El Don de la Ciencia

Por: P. Donal Clancy, L.C. | Fuente: la-oracion.com

«En aquel momento, se llenó de gozo Jesús en el Espíritu Santo, y dijo: «Yo te bendigo, Padre, Señor del cielo y de la tierra, … »» (Lc 10, 21)

Frutos del don de ciencia

Jesús nos manifiesta el don de ciencia cuando ora en el gozo del Espíritu Santo al ver volver a los setenta y dos discípulos su misión. Este don contribuye mucho a la oración, pues nos descubre la relación entre las cosas creadas y Dios.
Por la acción iluminadora del Espíritu Santo, perfecciona nuestra fe y concurre directamente a la contemplación, dándonos un conocimiento inmediato de la relación de las creaturas a Dios. Así nuestra mente descubre en la belleza e inmensidad de la creación, la presencia de la belleza, bondad y omnipotencia de Dios y se siente impulsado a traducir
este descubrimiento en alabanza, cantos, oración, acción de gracias, y exclamar: «Bendito seas, Padre, Señor del cielo y de la tierra..».

Este don también nos permite descubrir a Dios detrás de las obras humanas: «Es la sensación
que experimentamos cuando admiramos una obra de arte o cualquier maravilla que es fruto del ingenio y de la creatividad del hombre: ante todo esto el Espíritu nos conduce a alabar al Señor desde lo profundo de nuestro corazón y a reconocer, en todo lo que tenemos y somos, un don inestimable de Dios y un signo de su infinito amor por nosotros.» (Papa Francisco, 21 de mayo de 2014).
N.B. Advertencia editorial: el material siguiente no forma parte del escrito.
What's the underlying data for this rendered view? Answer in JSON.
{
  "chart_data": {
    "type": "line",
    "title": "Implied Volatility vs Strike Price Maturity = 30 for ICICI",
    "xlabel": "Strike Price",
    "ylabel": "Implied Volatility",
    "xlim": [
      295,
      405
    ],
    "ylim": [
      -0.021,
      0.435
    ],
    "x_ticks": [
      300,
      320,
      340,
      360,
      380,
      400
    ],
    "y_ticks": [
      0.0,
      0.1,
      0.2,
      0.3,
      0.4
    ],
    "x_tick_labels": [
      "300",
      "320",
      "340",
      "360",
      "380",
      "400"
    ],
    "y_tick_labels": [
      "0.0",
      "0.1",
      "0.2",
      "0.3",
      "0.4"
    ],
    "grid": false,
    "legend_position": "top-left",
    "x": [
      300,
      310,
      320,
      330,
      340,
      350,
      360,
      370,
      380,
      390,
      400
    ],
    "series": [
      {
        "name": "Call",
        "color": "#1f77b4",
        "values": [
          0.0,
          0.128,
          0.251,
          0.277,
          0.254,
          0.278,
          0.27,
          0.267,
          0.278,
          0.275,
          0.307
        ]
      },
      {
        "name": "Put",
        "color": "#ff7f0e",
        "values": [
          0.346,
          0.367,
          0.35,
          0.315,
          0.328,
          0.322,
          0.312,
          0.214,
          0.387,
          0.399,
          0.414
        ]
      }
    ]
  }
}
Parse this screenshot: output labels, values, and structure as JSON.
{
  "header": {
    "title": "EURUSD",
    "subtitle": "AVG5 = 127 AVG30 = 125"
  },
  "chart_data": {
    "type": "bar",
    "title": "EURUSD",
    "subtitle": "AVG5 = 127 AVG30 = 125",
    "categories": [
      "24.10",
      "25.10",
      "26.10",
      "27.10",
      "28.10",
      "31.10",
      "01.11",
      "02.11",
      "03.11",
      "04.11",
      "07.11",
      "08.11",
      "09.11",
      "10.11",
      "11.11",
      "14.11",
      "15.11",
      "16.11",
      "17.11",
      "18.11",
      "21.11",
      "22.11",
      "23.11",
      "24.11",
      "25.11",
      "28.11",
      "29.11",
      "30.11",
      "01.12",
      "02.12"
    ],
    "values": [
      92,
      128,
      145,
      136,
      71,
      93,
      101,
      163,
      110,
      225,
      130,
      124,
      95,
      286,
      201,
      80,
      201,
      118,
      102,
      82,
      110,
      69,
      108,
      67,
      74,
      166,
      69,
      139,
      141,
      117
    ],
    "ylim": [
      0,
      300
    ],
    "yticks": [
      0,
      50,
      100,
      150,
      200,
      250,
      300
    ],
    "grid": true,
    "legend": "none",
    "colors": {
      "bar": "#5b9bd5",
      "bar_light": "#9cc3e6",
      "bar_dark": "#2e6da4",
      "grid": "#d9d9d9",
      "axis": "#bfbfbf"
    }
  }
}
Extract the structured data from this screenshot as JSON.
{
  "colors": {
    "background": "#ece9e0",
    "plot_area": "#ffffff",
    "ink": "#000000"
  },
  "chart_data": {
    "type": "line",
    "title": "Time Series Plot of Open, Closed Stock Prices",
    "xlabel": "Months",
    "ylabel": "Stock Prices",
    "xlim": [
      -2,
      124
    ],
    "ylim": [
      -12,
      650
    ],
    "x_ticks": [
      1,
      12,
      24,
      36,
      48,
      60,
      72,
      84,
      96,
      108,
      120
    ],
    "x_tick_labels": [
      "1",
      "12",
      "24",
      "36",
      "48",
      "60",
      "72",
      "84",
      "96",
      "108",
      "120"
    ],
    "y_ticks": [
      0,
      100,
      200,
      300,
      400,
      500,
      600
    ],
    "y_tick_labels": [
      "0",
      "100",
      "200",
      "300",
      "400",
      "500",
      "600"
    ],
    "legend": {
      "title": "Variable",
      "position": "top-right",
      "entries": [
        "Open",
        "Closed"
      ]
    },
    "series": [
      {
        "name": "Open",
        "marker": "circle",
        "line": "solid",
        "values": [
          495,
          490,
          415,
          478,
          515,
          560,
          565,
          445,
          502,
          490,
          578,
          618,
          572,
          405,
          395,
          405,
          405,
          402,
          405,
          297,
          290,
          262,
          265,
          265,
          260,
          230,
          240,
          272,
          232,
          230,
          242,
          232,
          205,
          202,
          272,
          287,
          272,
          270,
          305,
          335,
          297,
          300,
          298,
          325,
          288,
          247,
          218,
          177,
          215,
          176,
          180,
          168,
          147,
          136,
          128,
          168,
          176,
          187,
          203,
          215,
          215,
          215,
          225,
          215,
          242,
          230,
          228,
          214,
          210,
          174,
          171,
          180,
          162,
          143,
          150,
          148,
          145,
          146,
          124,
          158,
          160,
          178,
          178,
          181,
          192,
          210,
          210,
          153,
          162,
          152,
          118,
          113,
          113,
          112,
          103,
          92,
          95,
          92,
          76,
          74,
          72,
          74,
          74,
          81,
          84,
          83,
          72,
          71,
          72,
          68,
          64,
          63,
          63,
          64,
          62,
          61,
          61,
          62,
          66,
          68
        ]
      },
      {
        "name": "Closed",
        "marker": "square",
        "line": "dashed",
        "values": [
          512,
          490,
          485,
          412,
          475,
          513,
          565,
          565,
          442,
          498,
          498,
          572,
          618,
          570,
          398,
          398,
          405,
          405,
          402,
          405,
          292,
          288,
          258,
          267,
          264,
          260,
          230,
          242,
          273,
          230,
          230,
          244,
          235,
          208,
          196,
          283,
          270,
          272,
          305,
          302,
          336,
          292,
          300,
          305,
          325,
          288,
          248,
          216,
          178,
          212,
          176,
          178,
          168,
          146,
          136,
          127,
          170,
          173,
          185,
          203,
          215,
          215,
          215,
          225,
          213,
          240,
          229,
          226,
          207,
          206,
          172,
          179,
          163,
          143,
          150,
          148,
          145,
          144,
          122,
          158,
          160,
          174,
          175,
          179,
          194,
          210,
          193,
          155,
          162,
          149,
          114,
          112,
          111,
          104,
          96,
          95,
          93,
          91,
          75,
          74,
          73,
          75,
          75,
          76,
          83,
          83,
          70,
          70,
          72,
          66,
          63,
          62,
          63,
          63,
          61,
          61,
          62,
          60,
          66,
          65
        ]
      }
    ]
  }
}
Lugares donde se manifiesta el don de ciencia

Los salmos, que por definición son oraciones inspiradas, son un constante manifestación de la acción de los dones del Espíritu Santo en los autores, y en especial del don de ciencia. También vemos esta ciencia espiritual en las parábolas de Jesucristo, al encontrar un sentido escondido en todas las realidades creadas: el agua, el pan, el vino, una piedra, los campos de labranza, el cielo, el sol, la vida, la higuera, la semilla, la tempestad. Allí se nos descubre el sentido último de las cosas materiales y de la misma vida humana: su relación ontológica con Dios, su Creador, su Padre y Redentor.

Otro efecto de este don en el alma, esencial para la oración y para abrirse a la gracia de la contemplación, es la conciencia de lo efímero de las criaturas. El hombre, iluminado por el don de ciencia, descubre al mismo tiempo la infinita distancia que separa a las cosas del Creador, su intrínseca limitación, la insidia que pueden constituir, cuando, al pecar, hace de ellas mal uso. Es un descubrimiento que le empuja a volverse con mayor ímpetu y confianza a Aquel que es el único que puede apagar plenamente la sed de infinito que le acosa. (Cfr. Juan Pablo II, 23 de abril de 1989). El libro de la Sabiduría comentaba a propósito de los ateos: «Tal vez como viven entre sus obras, se esfuerzan por conocerlas, y se dejan seducir por lo que ven. ¡Tan bellas se presentan a los ojos!» (Sab 13, 7). El creyente, a su modo, puede quedar tan cogido por las huellas de Dios, que en su oración ya no pasa más allá de ellas para quedarse sólo en el Creador. Esto constituye una advertencia para quien desea progresar en la oración contemplativa.

Cuando el alma, por ejemplo, se siente llena de paz delante un paisaje majestuoso, alabando al Creador, esa experiencia tan valiosa corre el peligro de detenerse en la belleza misma de la criatura. El don de ciencia viene en nuestra ayuda, para que el orante al final contempla no a las criaturas, sino a su Origen y Señor.